Convictions do not always lead to conversion but Transformation cannot happen unless we are first convicted. We may not recognize the conviction at first but on the road to Emmaus don’t miss the significance of the resurrection: It convicts us. And that conviction can change us and the world around us.

III

Finally, don’t miss the significance of the resurrection: It can make us witnesses. And this is perhaps the area where most of us fail. You are certainly not alone if you have never spoken to another person about the death and resurrection of Jesus. Very few people live the life of Billy Graham. I recently read that Billy Graham has “preached the Gospel to more people in live audiences than anyone else in history -- over 210 million people in more than 185 countries and territories” (source: billygraham.org).

You can measure the numbers but you cannot measure the effect upon the world when one man reaches millions. Try to calculate the homes kept in tact, the marriages saved, the children given spiritually mature fathers, the young saved from drugs, and thousands of other influences that Graham has had. You cannot. The significance of that one life cannot be calculated. Even more, there is no lab or library that can account for the impact the resurrection has had upon history.

You take the resurrection out of the Gospel and the house of cards of Christianity will fall to the ground. Paul recognized this when he wrote to the Corinthians. Some were saying that the resurrection never happened. Paul made it clear. He said, if Christ has not been raised then your faith is in vain and the Gospel is nothing but a charade. Scenic Hills United Methodist Church [insert you church here] let me proclaim to you this day that Christ has indeed been raised form the dead!

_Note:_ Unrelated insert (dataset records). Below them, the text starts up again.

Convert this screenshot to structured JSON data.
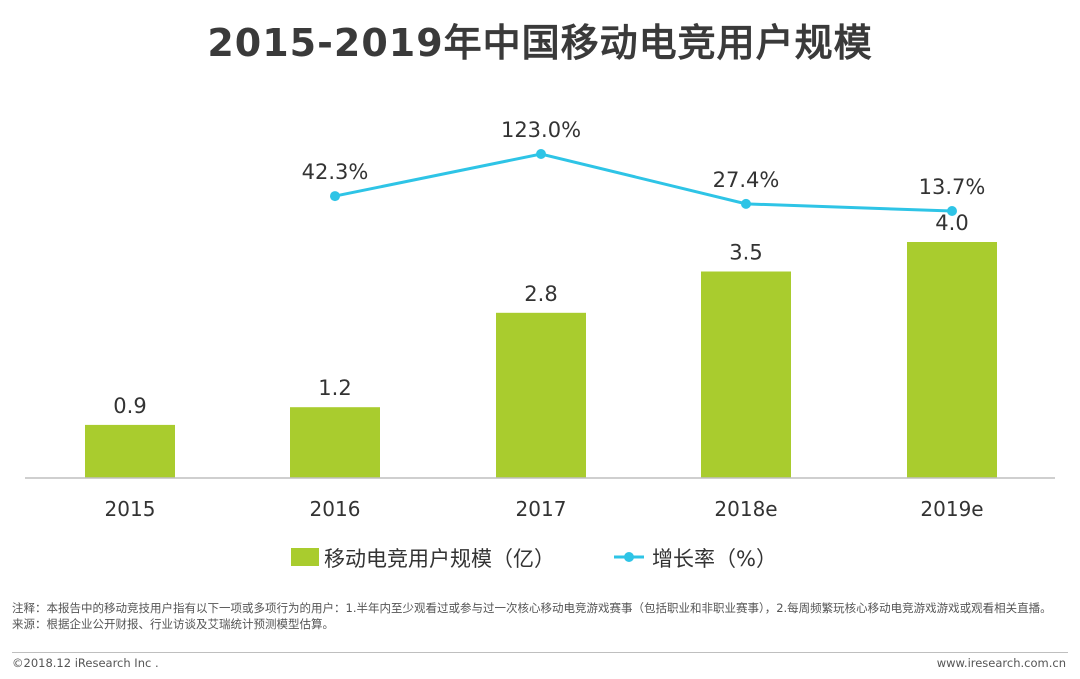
{
  "title": "2015-2019年中国移动电竞用户规模",
  "chart_data": {
    "type": "bar+line",
    "title": "2015-2019年中国移动电竞用户规模",
    "categories": [
      "2015",
      "2016",
      "2017",
      "2018e",
      "2019e"
    ],
    "series": [
      {
        "name": "移动电竞用户规模（亿）",
        "type": "bar",
        "color": "#a9cc2e",
        "values": [
          0.9,
          1.2,
          2.8,
          3.5,
          4.0
        ],
        "labels": [
          "0.9",
          "1.2",
          "2.8",
          "3.5",
          "4.0"
        ]
      },
      {
        "name": "增长率（%）",
        "type": "line",
        "color": "#2ec4e6",
        "values": [
          null,
          42.3,
          123.0,
          27.4,
          13.7
        ],
        "labels": [
          "",
          "42.3%",
          "123.0%",
          "27.4%",
          "13.7%"
        ]
      }
    ],
    "legend_position": "bottom",
    "ylim": [
      0,
      4.0
    ],
    "grid": false
  },
  "notes": {
    "line1": "注释：本报告中的移动竞技用户指有以下一项或多项行为的用户：1.半年内至少观看过或参与过一次核心移动电竞游戏赛事（包括职业和非职业赛事），2.每周频繁玩核心移动电竞游戏游戏或观看相关直播。",
    "line2": "来源：根据企业公开财报、行业访谈及艾瑞统计预测模型估算。"
  },
  "footer": {
    "copyright": "©2018.12 iResearch Inc .",
    "website": "www.iresearch.com.cn"
  }
}
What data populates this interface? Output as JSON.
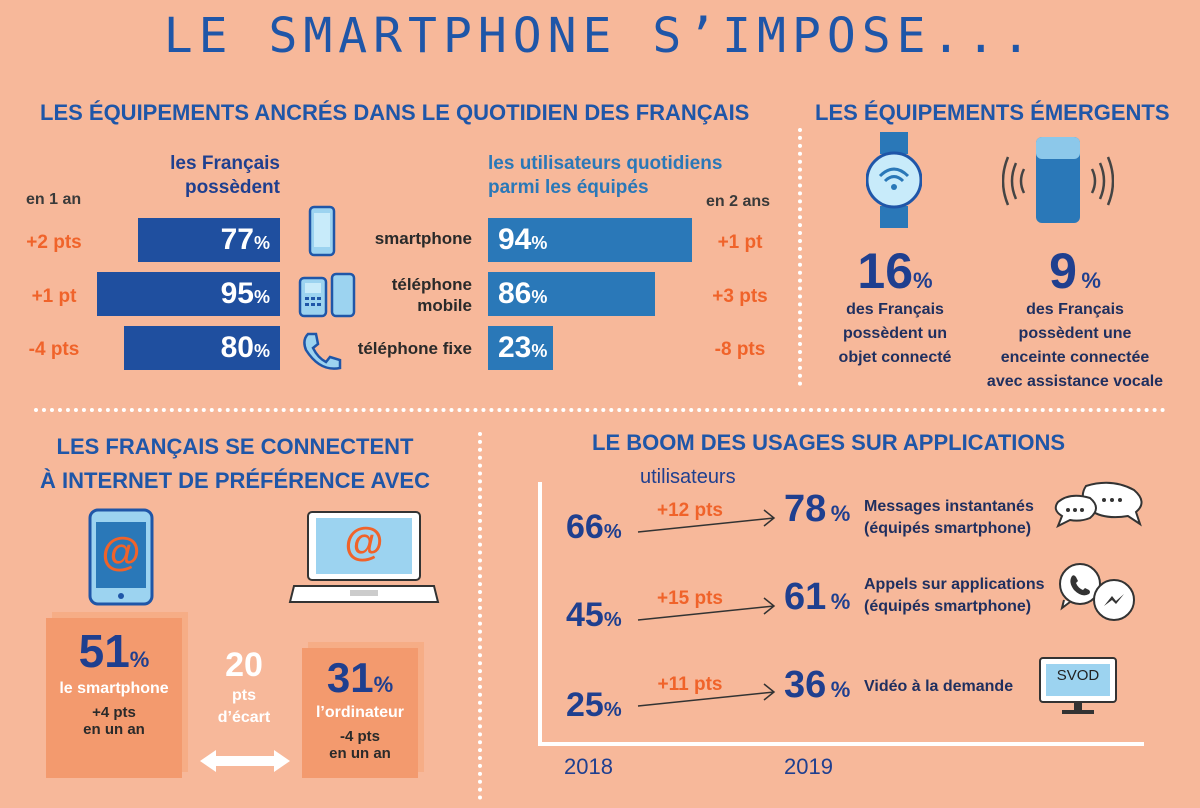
{
  "title": "LE SMARTPHONE S’IMPOSE...",
  "section1": {
    "title": "LES ÉQUIPEMENTS ANCRÉS DANS LE QUOTIDIEN DES FRANÇAIS",
    "left_head_1": "les Français",
    "left_head_2": "possèdent",
    "left_change_head": "en 1 an",
    "right_head_1": "les utilisateurs quotidiens",
    "right_head_2": "parmi les équipés",
    "right_change_head": "en 2 ans",
    "unit": "%",
    "rows": [
      {
        "device": "smartphone",
        "device2": "",
        "owned": "77",
        "change1": "+2 pts",
        "daily": "94",
        "change2": "+1 pt"
      },
      {
        "device": "téléphone",
        "device2": "mobile",
        "owned": "95",
        "change1": "+1 pt",
        "daily": "86",
        "change2": "+3 pts"
      },
      {
        "device": "téléphone fixe",
        "device2": "",
        "owned": "80",
        "change1": "-4 pts",
        "daily": "23",
        "change2": "-8 pts"
      }
    ]
  },
  "section2": {
    "title": "LES ÉQUIPEMENTS ÉMERGENTS",
    "item1": {
      "value": "16",
      "unit": "%",
      "l1": "des Français",
      "l2": "possèdent un",
      "l3": "objet connecté"
    },
    "item2": {
      "value": "9",
      "unit": "%",
      "l1": "des Français",
      "l2": "possèdent une",
      "l3": "enceinte connectée",
      "l4": "avec assistance vocale"
    }
  },
  "section3": {
    "title1": "LES FRANÇAIS SE CONNECTENT",
    "title2": "À INTERNET DE PRÉFÉRENCE AVEC",
    "at_symbol": "@",
    "smartphone": {
      "value": "51",
      "unit": "%",
      "label": "le smartphone",
      "change": "+4 pts",
      "period": "en un an"
    },
    "gap": {
      "value": "20",
      "l1": "pts",
      "l2": "d’écart"
    },
    "computer": {
      "value": "31",
      "unit": "%",
      "label": "l’ordinateur",
      "change": "-4 pts",
      "period": "en un an"
    }
  },
  "section4": {
    "title": "LE BOOM DES USAGES SUR APPLICATIONS",
    "users_label": "utilisateurs",
    "year_start": "2018",
    "year_end": "2019",
    "unit": "%",
    "rows": [
      {
        "v2018": "66",
        "change": "+12 pts",
        "v2019": "78",
        "label1": "Messages instantanés",
        "label2": "(équipés smartphone)",
        "icon": "chat-bubbles-icon"
      },
      {
        "v2018": "45",
        "change": "+15 pts",
        "v2019": "61",
        "label1": "Appels sur applications",
        "label2": "(équipés smartphone)",
        "icon": "call-app-icons"
      },
      {
        "v2018": "25",
        "change": "+11 pts",
        "v2019": "36",
        "label1": "Vidéo à la demande",
        "label2": "",
        "icon": "tv-icon",
        "badge": "SVOD"
      }
    ]
  },
  "colors": {
    "background": "#f7b89a",
    "dark_blue": "#1f4f9f",
    "mid_blue": "#2a78b8",
    "orange": "#f0632a",
    "box_orange": "#f39a6e"
  }
}
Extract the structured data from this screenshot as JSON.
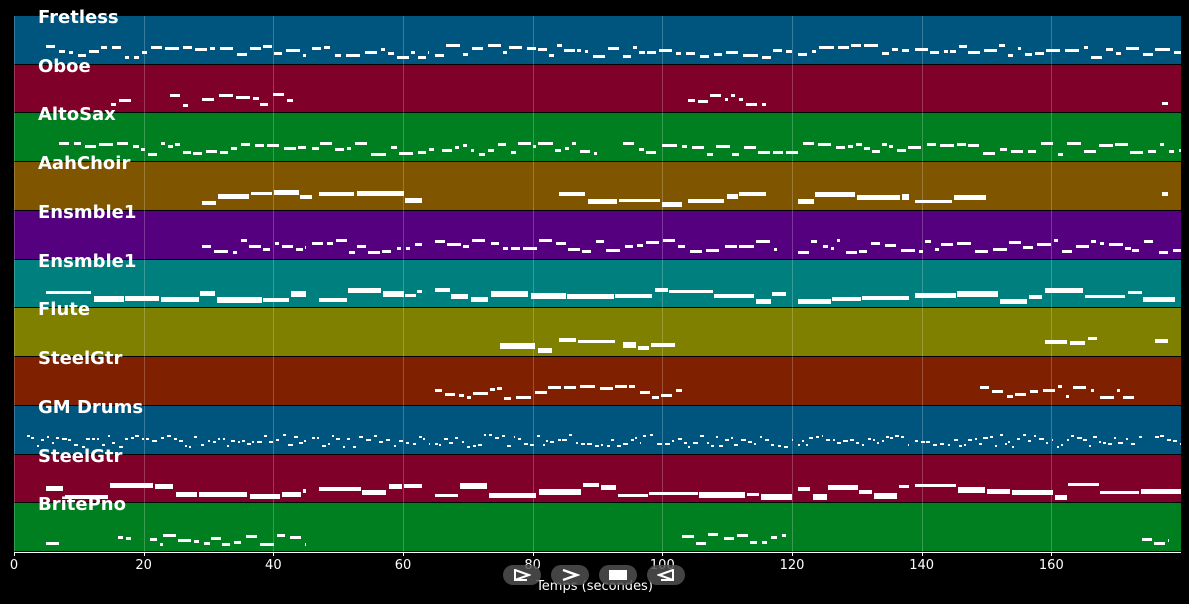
{
  "chart_data": {
    "type": "piano-roll",
    "xlabel": "Temps (secondes)",
    "xlim": [
      0,
      180
    ],
    "x_ticks": [
      "0",
      "20",
      "40",
      "60",
      "80",
      "100",
      "120",
      "140",
      "160"
    ],
    "grid": true,
    "tracks": [
      {
        "name": "Fretless",
        "color": "#00557f",
        "style": "dashes",
        "segments": [
          [
            5,
            45
          ],
          [
            46,
            64
          ],
          [
            65,
            120
          ],
          [
            121,
            138
          ],
          [
            139,
            180
          ]
        ]
      },
      {
        "name": "Oboe",
        "color": "#7f0028",
        "style": "dashes",
        "segments": [
          [
            15,
            18
          ],
          [
            24,
            27
          ],
          [
            29,
            43
          ],
          [
            104,
            116
          ],
          [
            177,
            178
          ]
        ]
      },
      {
        "name": "AltoSax",
        "color": "#007f20",
        "style": "dashes",
        "segments": [
          [
            7,
            45
          ],
          [
            46,
            65
          ],
          [
            66,
            80
          ],
          [
            80,
            90
          ],
          [
            94,
            99
          ],
          [
            100,
            180
          ]
        ]
      },
      {
        "name": "AahChoir",
        "color": "#7f5500",
        "style": "thick",
        "segments": [
          [
            29,
            46
          ],
          [
            47,
            63
          ],
          [
            84,
            103
          ],
          [
            104,
            116
          ],
          [
            121,
            138
          ],
          [
            139,
            150
          ],
          [
            177,
            178
          ]
        ]
      },
      {
        "name": "Ensmble1",
        "color": "#55007f",
        "style": "dashes",
        "segments": [
          [
            29,
            45
          ],
          [
            46,
            63
          ],
          [
            65,
            118
          ],
          [
            121,
            180
          ]
        ]
      },
      {
        "name": "Ensmble1",
        "color": "#007f7f",
        "style": "thick",
        "segments": [
          [
            5,
            45
          ],
          [
            47,
            63
          ],
          [
            65,
            119
          ],
          [
            121,
            138
          ],
          [
            139,
            179
          ]
        ]
      },
      {
        "name": "Flute",
        "color": "#7f7f00",
        "style": "thick",
        "segments": [
          [
            75,
            83
          ],
          [
            84,
            93
          ],
          [
            94,
            102
          ],
          [
            159,
            167
          ],
          [
            176,
            178
          ]
        ]
      },
      {
        "name": "SteelGtr",
        "color": "#7f2000",
        "style": "dashes",
        "segments": [
          [
            65,
            103
          ],
          [
            149,
            173
          ]
        ]
      },
      {
        "name": "GM Drums",
        "color": "#00557f",
        "style": "dots",
        "segments": [
          [
            2,
            45
          ],
          [
            46,
            64
          ],
          [
            65,
            120
          ],
          [
            121,
            138
          ],
          [
            139,
            174
          ],
          [
            176,
            180
          ]
        ]
      },
      {
        "name": "SteelGtr",
        "color": "#7f0028",
        "style": "thick",
        "segments": [
          [
            5,
            45
          ],
          [
            47,
            63
          ],
          [
            65,
            120
          ],
          [
            121,
            138
          ],
          [
            139,
            180
          ]
        ]
      },
      {
        "name": "BritePno",
        "color": "#007f20",
        "style": "dashes",
        "segments": [
          [
            5,
            7
          ],
          [
            16,
            18
          ],
          [
            21,
            23
          ],
          [
            23,
            45
          ],
          [
            103,
            119
          ],
          [
            174,
            178
          ]
        ]
      }
    ]
  },
  "controls": [
    {
      "name": "play-forward-button",
      "icon": "play-icon"
    },
    {
      "name": "next-button",
      "icon": "chevron-right-icon"
    },
    {
      "name": "stop-button",
      "icon": "stop-icon"
    },
    {
      "name": "play-reverse-button",
      "icon": "reverse-icon"
    }
  ]
}
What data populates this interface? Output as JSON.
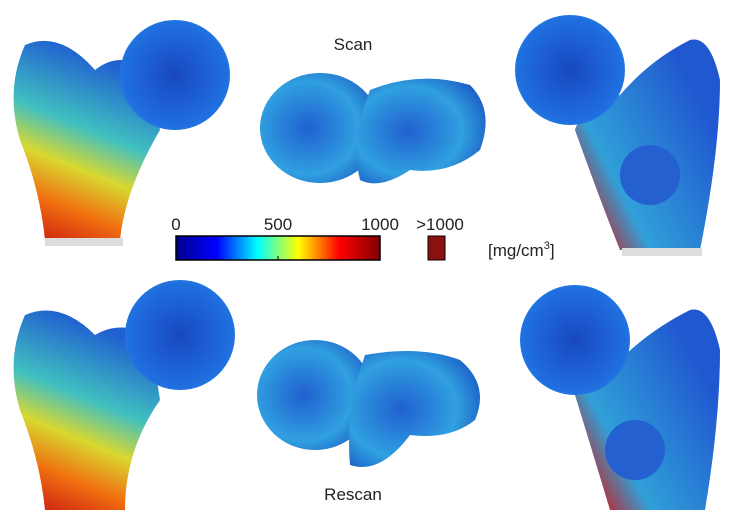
{
  "labels": {
    "top": "Scan",
    "bottom": "Rescan"
  },
  "colorbar": {
    "colormap": "jet",
    "lim": [
      0,
      1000
    ],
    "ticks": [
      0,
      500,
      1000
    ],
    "overflow_label": ">1000",
    "overflow_color": "#8b1010",
    "unit": [
      "[mg/cm",
      "3",
      "]"
    ]
  }
}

At the end of this story the two brothers do what is only natural. The get up, walk back to Jerusalem and tell the disciples whom they have seen. That’s being a witness. Telling your friends what you have seen. You do not have to be Billy Graham. You simply tell what you have seen. The resurrection is significant enough to do the rest of the work for you. It was the power behind the witness of the disciples, it was the power behind these two brothers on the road home to Emmaus, it was the power of Paul who brought the gospel to Rome, it was the power of Augustine, and Billy Graham. And it is the power behind your witness as well. On the road home don’t miss the power of the resurrection to convict, to transform, and to make you his witnesses.